# Comprehensive Evaluation of Hepatotoxicity Following Radiation Therapy in Breast Cancer Patients

**Authors:** Jun Yeong Song, Soon Woo Hong, Sang-Won Kang, Bum-Sup Jang, In Ah Kim

PMC · DOI: 10.3390/cancers17193252 · Cancers · 2025-10-08

## TL;DR

Modern breast cancer treatments with radiation and chemotherapy rarely cause serious liver damage, but some patients may need closer monitoring.

## Contribution

This study provides a comprehensive evaluation of hepatotoxicity in breast cancer patients undergoing radiation and systemic therapy.

## Key findings

- Only a small percentage of patients showed mild and temporary liver function changes.
- Three patients met criteria for radiation-induced liver disease.
- Neoadjuvant therapy was associated with liver enzyme elevation.

## Abstract

Breast cancer treatments often include radiation and chemotherapy that may affect the liver.
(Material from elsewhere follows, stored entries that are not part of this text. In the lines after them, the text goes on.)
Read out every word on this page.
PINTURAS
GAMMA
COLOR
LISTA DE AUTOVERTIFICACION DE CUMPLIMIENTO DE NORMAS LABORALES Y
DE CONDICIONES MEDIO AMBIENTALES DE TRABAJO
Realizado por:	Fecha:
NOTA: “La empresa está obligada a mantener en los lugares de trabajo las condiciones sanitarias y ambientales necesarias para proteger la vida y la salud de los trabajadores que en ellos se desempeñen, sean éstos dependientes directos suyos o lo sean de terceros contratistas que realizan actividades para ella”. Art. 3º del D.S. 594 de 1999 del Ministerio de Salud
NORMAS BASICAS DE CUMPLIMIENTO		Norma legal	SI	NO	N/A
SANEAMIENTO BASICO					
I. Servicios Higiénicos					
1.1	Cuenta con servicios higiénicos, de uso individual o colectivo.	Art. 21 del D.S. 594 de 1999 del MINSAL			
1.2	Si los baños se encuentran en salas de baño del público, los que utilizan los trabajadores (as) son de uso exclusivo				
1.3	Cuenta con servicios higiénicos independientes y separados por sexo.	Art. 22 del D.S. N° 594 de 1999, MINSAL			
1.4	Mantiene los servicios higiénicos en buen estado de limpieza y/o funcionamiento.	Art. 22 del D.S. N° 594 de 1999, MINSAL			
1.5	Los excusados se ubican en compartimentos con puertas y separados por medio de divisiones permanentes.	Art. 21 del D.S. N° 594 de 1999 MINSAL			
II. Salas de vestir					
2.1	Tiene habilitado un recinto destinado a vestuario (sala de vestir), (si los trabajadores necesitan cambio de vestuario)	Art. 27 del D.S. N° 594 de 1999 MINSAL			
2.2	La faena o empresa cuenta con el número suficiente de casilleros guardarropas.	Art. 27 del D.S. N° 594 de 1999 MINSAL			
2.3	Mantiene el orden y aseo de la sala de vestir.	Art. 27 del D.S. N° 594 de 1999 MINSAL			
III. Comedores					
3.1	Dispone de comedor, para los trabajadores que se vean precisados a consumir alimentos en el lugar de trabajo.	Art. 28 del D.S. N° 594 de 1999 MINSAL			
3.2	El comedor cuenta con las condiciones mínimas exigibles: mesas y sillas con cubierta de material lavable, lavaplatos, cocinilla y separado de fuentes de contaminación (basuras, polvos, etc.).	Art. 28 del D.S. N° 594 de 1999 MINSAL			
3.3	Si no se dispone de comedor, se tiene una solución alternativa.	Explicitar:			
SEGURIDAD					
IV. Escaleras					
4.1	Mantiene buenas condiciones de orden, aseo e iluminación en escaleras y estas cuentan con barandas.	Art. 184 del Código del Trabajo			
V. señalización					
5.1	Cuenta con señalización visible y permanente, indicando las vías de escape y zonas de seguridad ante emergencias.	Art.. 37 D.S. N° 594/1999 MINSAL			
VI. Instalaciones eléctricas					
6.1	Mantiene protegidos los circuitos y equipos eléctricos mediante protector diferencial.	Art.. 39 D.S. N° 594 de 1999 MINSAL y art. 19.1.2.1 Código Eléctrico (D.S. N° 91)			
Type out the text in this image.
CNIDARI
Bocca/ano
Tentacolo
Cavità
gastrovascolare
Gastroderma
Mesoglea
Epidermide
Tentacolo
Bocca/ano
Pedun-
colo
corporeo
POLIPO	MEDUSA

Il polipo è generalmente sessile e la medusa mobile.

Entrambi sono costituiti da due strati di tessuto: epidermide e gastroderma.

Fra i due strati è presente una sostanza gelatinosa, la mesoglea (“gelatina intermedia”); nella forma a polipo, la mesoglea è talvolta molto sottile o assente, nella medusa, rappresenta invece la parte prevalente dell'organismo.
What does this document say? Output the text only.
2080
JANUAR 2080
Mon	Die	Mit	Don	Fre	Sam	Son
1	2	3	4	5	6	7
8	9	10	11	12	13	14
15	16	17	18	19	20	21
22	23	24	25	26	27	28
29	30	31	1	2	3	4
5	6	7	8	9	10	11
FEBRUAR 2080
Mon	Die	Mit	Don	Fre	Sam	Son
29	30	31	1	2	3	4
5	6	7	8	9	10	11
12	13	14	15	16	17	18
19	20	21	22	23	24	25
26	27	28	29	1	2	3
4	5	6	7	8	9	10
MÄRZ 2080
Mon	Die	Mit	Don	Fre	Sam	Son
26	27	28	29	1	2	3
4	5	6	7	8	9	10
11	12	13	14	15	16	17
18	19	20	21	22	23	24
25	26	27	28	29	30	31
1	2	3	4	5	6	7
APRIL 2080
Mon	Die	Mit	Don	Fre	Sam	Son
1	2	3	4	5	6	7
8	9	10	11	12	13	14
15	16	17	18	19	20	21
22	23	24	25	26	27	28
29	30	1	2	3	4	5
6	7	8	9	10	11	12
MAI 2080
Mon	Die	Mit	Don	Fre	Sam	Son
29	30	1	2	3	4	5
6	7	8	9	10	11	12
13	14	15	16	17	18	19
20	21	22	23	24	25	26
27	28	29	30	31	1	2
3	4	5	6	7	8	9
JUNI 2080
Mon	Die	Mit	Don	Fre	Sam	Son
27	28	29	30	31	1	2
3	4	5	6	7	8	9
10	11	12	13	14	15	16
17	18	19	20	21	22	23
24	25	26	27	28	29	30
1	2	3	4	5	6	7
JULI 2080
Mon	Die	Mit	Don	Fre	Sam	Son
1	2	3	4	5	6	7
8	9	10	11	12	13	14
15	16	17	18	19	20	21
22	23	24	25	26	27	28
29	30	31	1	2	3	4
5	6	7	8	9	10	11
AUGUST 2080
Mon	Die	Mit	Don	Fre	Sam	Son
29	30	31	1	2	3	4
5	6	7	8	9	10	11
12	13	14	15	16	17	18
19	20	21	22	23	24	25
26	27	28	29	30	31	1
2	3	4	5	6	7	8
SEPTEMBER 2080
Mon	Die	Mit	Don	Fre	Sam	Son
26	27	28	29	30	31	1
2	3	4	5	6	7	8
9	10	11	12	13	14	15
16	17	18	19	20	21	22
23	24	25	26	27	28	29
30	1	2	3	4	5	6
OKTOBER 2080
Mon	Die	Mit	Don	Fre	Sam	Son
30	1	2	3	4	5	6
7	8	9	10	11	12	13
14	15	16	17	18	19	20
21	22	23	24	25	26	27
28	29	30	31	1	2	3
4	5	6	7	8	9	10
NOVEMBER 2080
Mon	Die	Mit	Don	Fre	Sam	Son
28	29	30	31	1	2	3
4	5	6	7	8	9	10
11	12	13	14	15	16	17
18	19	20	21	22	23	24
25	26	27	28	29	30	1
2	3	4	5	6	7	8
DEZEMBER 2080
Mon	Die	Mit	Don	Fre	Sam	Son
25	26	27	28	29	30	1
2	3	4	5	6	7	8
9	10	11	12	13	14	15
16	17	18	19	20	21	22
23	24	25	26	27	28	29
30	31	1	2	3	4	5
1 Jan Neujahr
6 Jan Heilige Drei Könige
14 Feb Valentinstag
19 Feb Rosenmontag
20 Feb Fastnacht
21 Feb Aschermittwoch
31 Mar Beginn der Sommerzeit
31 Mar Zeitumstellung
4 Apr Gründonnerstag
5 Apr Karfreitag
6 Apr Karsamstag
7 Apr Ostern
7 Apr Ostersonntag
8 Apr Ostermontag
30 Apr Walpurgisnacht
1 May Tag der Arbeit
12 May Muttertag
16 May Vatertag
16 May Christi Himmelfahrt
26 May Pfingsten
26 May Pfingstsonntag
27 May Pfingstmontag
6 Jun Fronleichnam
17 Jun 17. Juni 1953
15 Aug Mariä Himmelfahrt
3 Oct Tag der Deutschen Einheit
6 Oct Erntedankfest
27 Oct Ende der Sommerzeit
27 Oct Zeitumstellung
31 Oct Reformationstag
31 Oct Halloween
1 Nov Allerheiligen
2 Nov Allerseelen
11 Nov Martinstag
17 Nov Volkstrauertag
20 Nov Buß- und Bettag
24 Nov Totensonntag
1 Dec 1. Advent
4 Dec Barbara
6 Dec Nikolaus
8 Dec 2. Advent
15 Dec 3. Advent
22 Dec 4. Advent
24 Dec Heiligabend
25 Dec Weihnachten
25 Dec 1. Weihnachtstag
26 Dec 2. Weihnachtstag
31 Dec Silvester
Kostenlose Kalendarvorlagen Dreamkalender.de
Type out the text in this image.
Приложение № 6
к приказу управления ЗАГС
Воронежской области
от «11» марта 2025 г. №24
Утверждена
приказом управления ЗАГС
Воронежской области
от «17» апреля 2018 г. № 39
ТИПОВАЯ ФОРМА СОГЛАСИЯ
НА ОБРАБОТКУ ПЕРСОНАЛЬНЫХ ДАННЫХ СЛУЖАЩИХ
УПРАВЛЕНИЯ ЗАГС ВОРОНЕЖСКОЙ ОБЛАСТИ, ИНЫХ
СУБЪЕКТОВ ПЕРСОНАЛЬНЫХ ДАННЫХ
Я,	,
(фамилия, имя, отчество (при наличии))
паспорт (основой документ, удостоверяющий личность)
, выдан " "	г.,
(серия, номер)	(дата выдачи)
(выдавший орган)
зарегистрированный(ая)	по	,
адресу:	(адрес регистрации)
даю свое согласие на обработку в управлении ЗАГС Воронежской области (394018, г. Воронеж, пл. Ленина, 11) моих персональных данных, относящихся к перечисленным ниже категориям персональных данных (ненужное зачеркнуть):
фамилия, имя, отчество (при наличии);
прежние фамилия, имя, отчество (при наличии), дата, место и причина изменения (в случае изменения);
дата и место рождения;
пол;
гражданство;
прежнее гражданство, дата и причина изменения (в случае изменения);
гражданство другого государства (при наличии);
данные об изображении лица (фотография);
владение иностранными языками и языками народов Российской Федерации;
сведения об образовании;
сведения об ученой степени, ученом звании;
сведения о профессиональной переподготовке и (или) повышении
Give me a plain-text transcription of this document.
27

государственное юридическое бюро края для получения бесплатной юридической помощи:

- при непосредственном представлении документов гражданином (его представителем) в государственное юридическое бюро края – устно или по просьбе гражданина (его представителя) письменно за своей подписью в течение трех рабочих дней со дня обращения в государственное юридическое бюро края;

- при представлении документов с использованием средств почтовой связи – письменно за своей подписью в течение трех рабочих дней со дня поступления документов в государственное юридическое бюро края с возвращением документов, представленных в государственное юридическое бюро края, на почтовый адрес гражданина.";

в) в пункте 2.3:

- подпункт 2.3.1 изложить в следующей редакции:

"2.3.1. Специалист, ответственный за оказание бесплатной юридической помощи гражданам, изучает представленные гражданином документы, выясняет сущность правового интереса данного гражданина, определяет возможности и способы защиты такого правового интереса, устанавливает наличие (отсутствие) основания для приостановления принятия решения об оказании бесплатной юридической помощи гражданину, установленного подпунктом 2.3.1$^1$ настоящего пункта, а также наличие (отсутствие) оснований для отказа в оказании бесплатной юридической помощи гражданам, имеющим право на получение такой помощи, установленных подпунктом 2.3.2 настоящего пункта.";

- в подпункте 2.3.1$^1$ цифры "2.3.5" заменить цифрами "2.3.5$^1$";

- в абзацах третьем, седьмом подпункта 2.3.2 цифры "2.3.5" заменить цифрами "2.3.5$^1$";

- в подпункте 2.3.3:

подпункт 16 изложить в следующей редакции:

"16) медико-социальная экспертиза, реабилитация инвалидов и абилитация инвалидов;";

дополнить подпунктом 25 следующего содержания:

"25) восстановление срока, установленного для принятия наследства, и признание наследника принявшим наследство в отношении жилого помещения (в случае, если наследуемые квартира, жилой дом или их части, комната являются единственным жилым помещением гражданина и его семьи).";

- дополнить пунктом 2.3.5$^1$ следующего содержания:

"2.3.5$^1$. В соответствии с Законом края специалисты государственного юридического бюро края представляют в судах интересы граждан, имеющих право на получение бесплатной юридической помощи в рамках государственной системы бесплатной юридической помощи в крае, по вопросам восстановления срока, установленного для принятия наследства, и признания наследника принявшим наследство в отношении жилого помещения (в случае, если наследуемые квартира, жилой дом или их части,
Because the liver is close to the breast and processes many drugs, there has been concern about possible damage. In our study of over 500 patients, only a small number showed mild and temporary changes in liver function tests, and very few developed serious liver problems. These results suggest that modern breast cancer treatments are generally safe for the liver. Still, patients who receive chemotherapy before surgery may need closer monitoring to keep their liver healthy during treatment.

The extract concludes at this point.